Dopo aver realizzato reportage sulla siccità del Sahel e sulle condizioni di vita dei lavoratori immigrati in Europa nei primi Anni Settanta, nella metà di quel decennio entra nell’agenzia Sygma e documenta la rivoluzione dei garofani in Portogallo e la guerra coloniale in Angola e in Mozambico. Ha poi fatto parte dell’agenzia Gamma e in seguito della cooperativa di fotografi Magnum Photos, lasciata nel 1994 per fondare la Amazonas Images dedicando anni a documentare l’Amazzonia, il polmone della Terra messo a rischio, insieme alle sue culture indigene, dalla deforestazione e dal cambiamento climatico.
Nato ad Aimorés l’8 febbraio 1944, dopo aver lavorato per un breve periodo nella pubblica amministrazione e per conto della International Coffee Organization, Salgado ha intrapreso la carriera di fotografo. I suoi lavori, oggetto di mostre e pubblicazioni, denunciano il divario crescente tra Paesi ricchi e Paesi poveri, fornendo un quadro dell’universo di sofferenza in cui si muove gran parte della popolazione mondiale.

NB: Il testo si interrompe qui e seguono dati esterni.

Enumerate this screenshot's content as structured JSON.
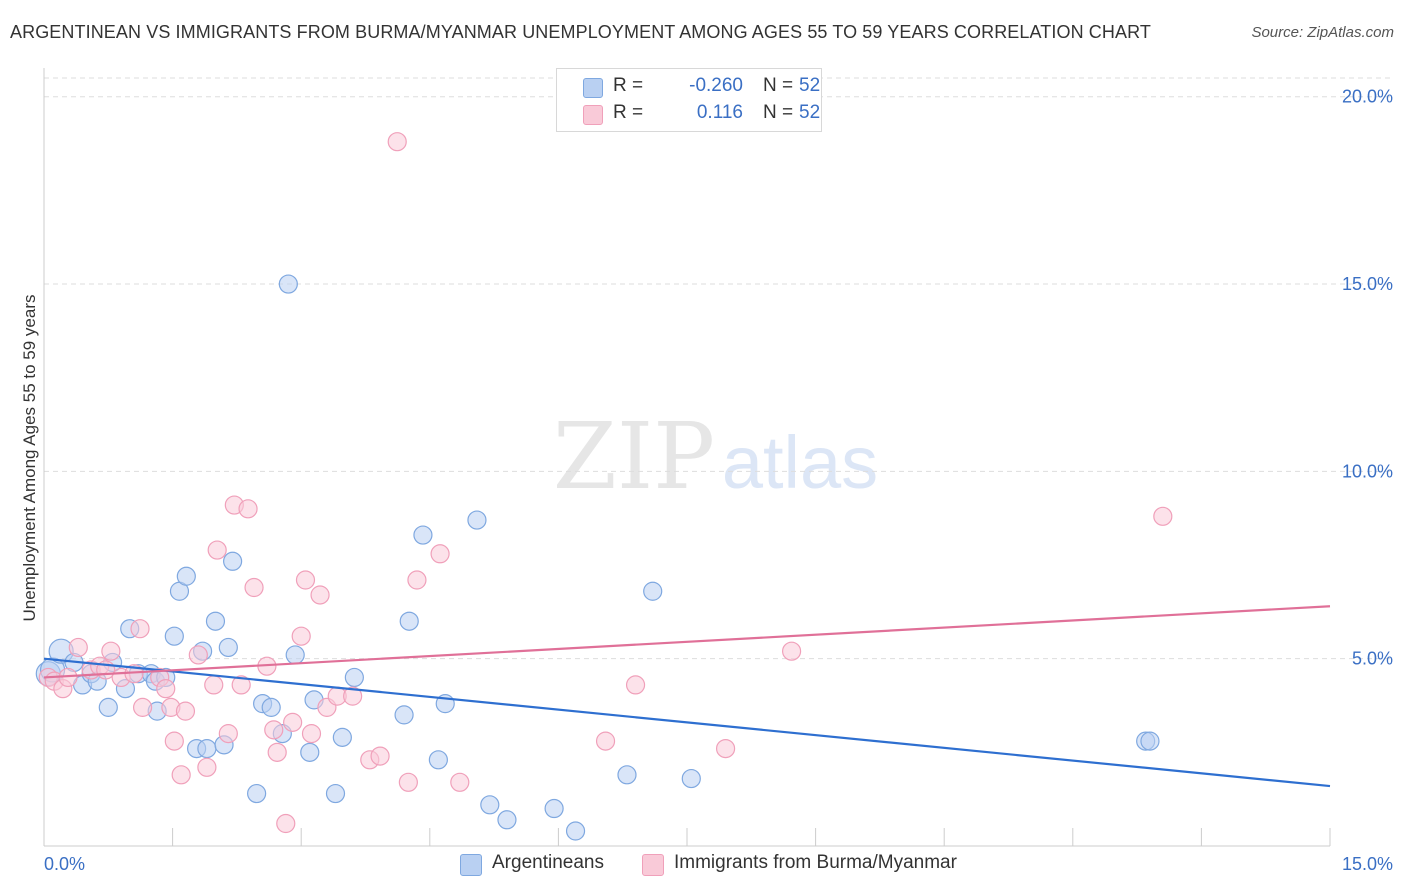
{
  "title": "ARGENTINEAN VS IMMIGRANTS FROM BURMA/MYANMAR UNEMPLOYMENT AMONG AGES 55 TO 59 YEARS CORRELATION CHART",
  "source": "Source: ZipAtlas.com",
  "watermark": {
    "zip": "ZIP",
    "atlas": "atlas"
  },
  "legend_top": {
    "rows": [
      {
        "r_label": "R =",
        "r_value": "-0.260",
        "n_label": "N =",
        "n_value": "52"
      },
      {
        "r_label": "R =",
        "r_value": "0.116",
        "n_label": "N =",
        "n_value": "52"
      }
    ]
  },
  "chart_data": {
    "type": "scatter",
    "title": "ARGENTINEAN VS IMMIGRANTS FROM BURMA/MYANMAR UNEMPLOYMENT AMONG AGES 55 TO 59 YEARS CORRELATION CHART",
    "xlabel": "",
    "ylabel": "Unemployment Among Ages 55 to 59 years",
    "xlim": [
      0,
      15
    ],
    "ylim": [
      0,
      20
    ],
    "x_tick_labels": [
      "0.0%",
      "15.0%"
    ],
    "y_ticks": [
      5,
      10,
      15,
      20
    ],
    "y_tick_labels": [
      "5.0%",
      "10.0%",
      "15.0%",
      "20.0%"
    ],
    "grid": true,
    "legend_position": "top-center",
    "series": [
      {
        "name": "Argentineans",
        "color": "#7fa8e0",
        "fill": "#b9d0f2",
        "trend": {
          "x0": 0,
          "y0": 5.0,
          "x1": 15,
          "y1": 1.6,
          "color": "#2e6fd0"
        },
        "points": [
          [
            0.05,
            4.6
          ],
          [
            0.1,
            4.7
          ],
          [
            0.2,
            5.2
          ],
          [
            0.35,
            4.9
          ],
          [
            0.45,
            4.3
          ],
          [
            0.55,
            4.6
          ],
          [
            0.62,
            4.4
          ],
          [
            0.8,
            4.9
          ],
          [
            0.75,
            3.7
          ],
          [
            0.95,
            4.2
          ],
          [
            1.0,
            5.8
          ],
          [
            1.1,
            4.6
          ],
          [
            1.25,
            4.6
          ],
          [
            1.3,
            4.4
          ],
          [
            1.32,
            3.6
          ],
          [
            1.42,
            4.5
          ],
          [
            1.52,
            5.6
          ],
          [
            1.58,
            6.8
          ],
          [
            1.66,
            7.2
          ],
          [
            1.78,
            2.6
          ],
          [
            1.9,
            2.6
          ],
          [
            1.85,
            5.2
          ],
          [
            2.0,
            6.0
          ],
          [
            2.1,
            2.7
          ],
          [
            2.15,
            5.3
          ],
          [
            2.2,
            7.6
          ],
          [
            2.48,
            1.4
          ],
          [
            2.55,
            3.8
          ],
          [
            2.65,
            3.7
          ],
          [
            2.78,
            3.0
          ],
          [
            2.85,
            15.0
          ],
          [
            2.93,
            5.1
          ],
          [
            3.1,
            2.5
          ],
          [
            3.15,
            3.9
          ],
          [
            3.4,
            1.4
          ],
          [
            3.48,
            2.9
          ],
          [
            3.62,
            4.5
          ],
          [
            4.2,
            3.5
          ],
          [
            4.26,
            6.0
          ],
          [
            4.42,
            8.3
          ],
          [
            4.6,
            2.3
          ],
          [
            4.68,
            3.8
          ],
          [
            5.05,
            8.7
          ],
          [
            5.2,
            1.1
          ],
          [
            5.4,
            0.7
          ],
          [
            5.95,
            1.0
          ],
          [
            6.2,
            0.4
          ],
          [
            6.8,
            1.9
          ],
          [
            7.1,
            6.8
          ],
          [
            7.55,
            1.8
          ],
          [
            12.85,
            2.8
          ],
          [
            12.9,
            2.8
          ]
        ]
      },
      {
        "name": "Immigrants from Burma/Myanmar",
        "color": "#f0a0ba",
        "fill": "#f9cad8",
        "trend": {
          "x0": 0,
          "y0": 4.5,
          "x1": 15,
          "y1": 6.4,
          "color": "#e07098"
        },
        "points": [
          [
            0.05,
            4.5
          ],
          [
            0.12,
            4.4
          ],
          [
            0.22,
            4.2
          ],
          [
            0.28,
            4.5
          ],
          [
            0.4,
            5.3
          ],
          [
            0.55,
            4.7
          ],
          [
            0.65,
            4.8
          ],
          [
            0.72,
            4.7
          ],
          [
            0.78,
            5.2
          ],
          [
            0.9,
            4.5
          ],
          [
            1.05,
            4.6
          ],
          [
            1.12,
            5.8
          ],
          [
            1.15,
            3.7
          ],
          [
            1.35,
            4.5
          ],
          [
            1.42,
            4.2
          ],
          [
            1.48,
            3.7
          ],
          [
            1.52,
            2.8
          ],
          [
            1.6,
            1.9
          ],
          [
            1.65,
            3.6
          ],
          [
            1.8,
            5.1
          ],
          [
            1.9,
            2.1
          ],
          [
            1.98,
            4.3
          ],
          [
            2.02,
            7.9
          ],
          [
            2.15,
            3.0
          ],
          [
            2.22,
            9.1
          ],
          [
            2.3,
            4.3
          ],
          [
            2.38,
            9.0
          ],
          [
            2.45,
            6.9
          ],
          [
            2.6,
            4.8
          ],
          [
            2.68,
            3.1
          ],
          [
            2.72,
            2.5
          ],
          [
            2.82,
            0.6
          ],
          [
            2.9,
            3.3
          ],
          [
            3.0,
            5.6
          ],
          [
            3.05,
            7.1
          ],
          [
            3.12,
            3.0
          ],
          [
            3.22,
            6.7
          ],
          [
            3.3,
            3.7
          ],
          [
            3.42,
            4.0
          ],
          [
            3.6,
            4.0
          ],
          [
            3.8,
            2.3
          ],
          [
            3.92,
            2.4
          ],
          [
            4.12,
            18.8
          ],
          [
            4.25,
            1.7
          ],
          [
            4.35,
            7.1
          ],
          [
            4.62,
            7.8
          ],
          [
            4.85,
            1.7
          ],
          [
            6.55,
            2.8
          ],
          [
            6.9,
            4.3
          ],
          [
            7.95,
            2.6
          ],
          [
            8.72,
            5.2
          ],
          [
            13.05,
            8.8
          ]
        ]
      }
    ]
  }
}
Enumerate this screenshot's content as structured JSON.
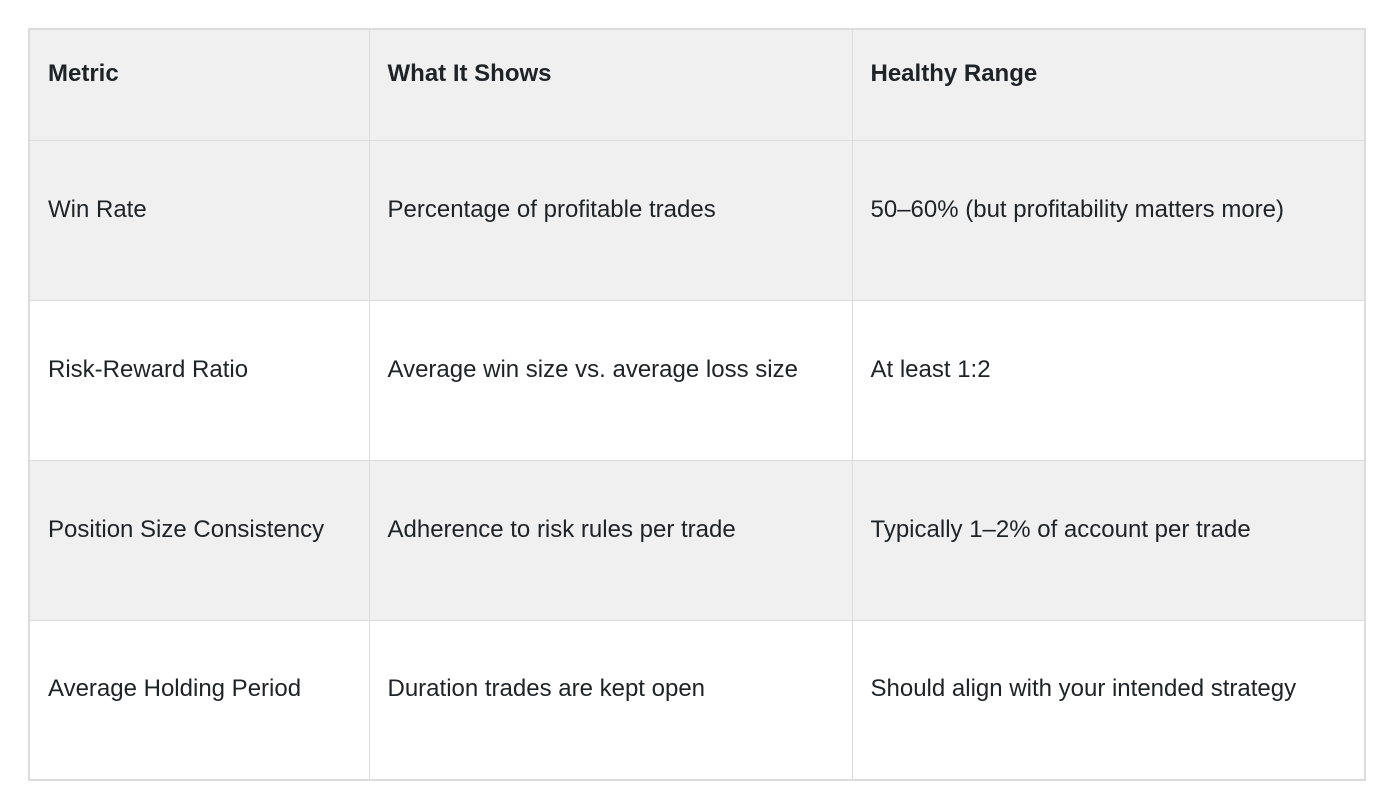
{
  "table": {
    "columns": [
      "Metric",
      "What It Shows",
      "Healthy Range"
    ],
    "rows": [
      {
        "metric": "Win Rate",
        "shows": "Percentage of profitable trades",
        "range": "50–60% (but profitability matters more)"
      },
      {
        "metric": "Risk-Reward Ratio",
        "shows": "Average win size vs. average loss size",
        "range": "At least 1:2"
      },
      {
        "metric": "Position Size Consistency",
        "shows": "Adherence to risk rules per trade",
        "range": "Typically 1–2% of account per trade"
      },
      {
        "metric": "Average Holding Period",
        "shows": "Duration trades are kept open",
        "range": "Should align with your intended strategy"
      }
    ],
    "colors": {
      "stripe_background": "#f0f0f1",
      "row_background": "#ffffff",
      "border": "#dcdcde",
      "text": "#1d2327"
    }
  }
}
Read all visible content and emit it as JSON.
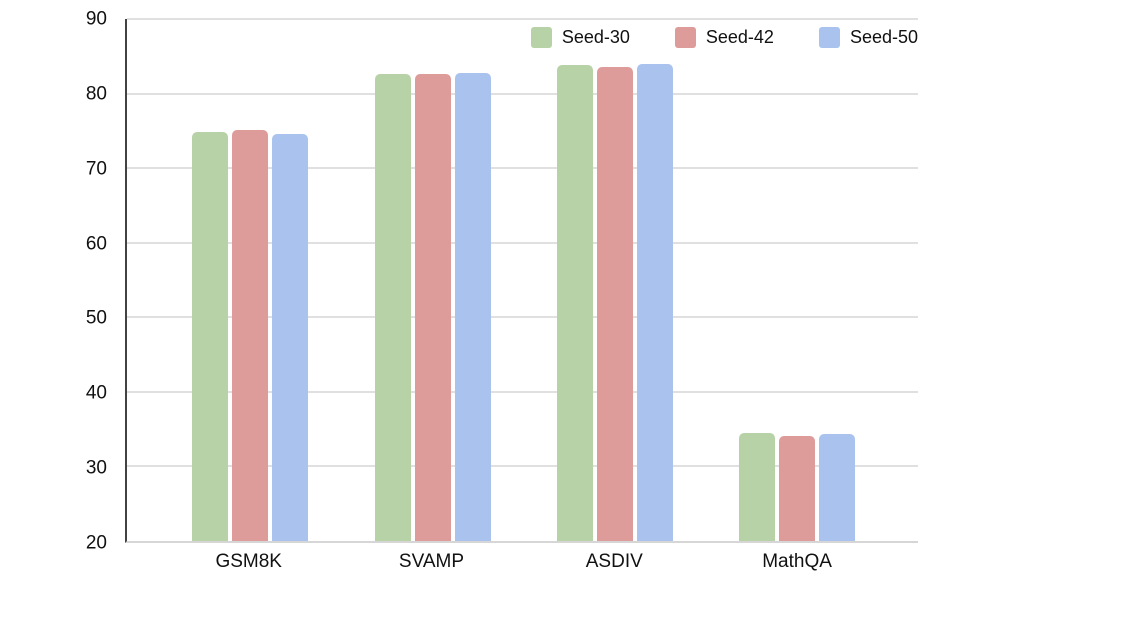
{
  "chart_data": {
    "type": "bar",
    "title": "",
    "xlabel": "",
    "ylabel": "",
    "categories": [
      "GSM8K",
      "SVAMP",
      "ASDIV",
      "MathQA"
    ],
    "series": [
      {
        "name": "Seed-30",
        "color": "#b8d2a7",
        "values": [
          74.9,
          82.6,
          83.8,
          34.5
        ]
      },
      {
        "name": "Seed-42",
        "color": "#dd9b9a",
        "values": [
          75.1,
          82.6,
          83.6,
          34.1
        ]
      },
      {
        "name": "Seed-50",
        "color": "#aac2ee",
        "values": [
          74.6,
          82.8,
          84.0,
          34.3
        ]
      }
    ],
    "ylim": [
      20,
      90
    ],
    "yticks": [
      20,
      30,
      40,
      50,
      60,
      70,
      80,
      90
    ],
    "grid": true,
    "legend_position": "top-right",
    "axis_color": "#424242",
    "gridline_color": "#e0e0e0",
    "tick_label_color": "#111111",
    "background_color": "#ffffff"
  }
}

Salgado trovò subito una nicchia di cui divenne protagonista, documentando come i cambiamenti ambientali, economici e politici condizionano la vita dell’essere umano. Ha lavorato su molti dei principali conflitti degli ultimi 25 anni, ma la sua opera più famosa rimane probabilmente “La mano dell’uomo”, un colossale progetto sull’uomo e sul lavoro, realizzato in sei anni attraverso 26 Paesi, una delle più importanti opere fotografiche del dopoguerra.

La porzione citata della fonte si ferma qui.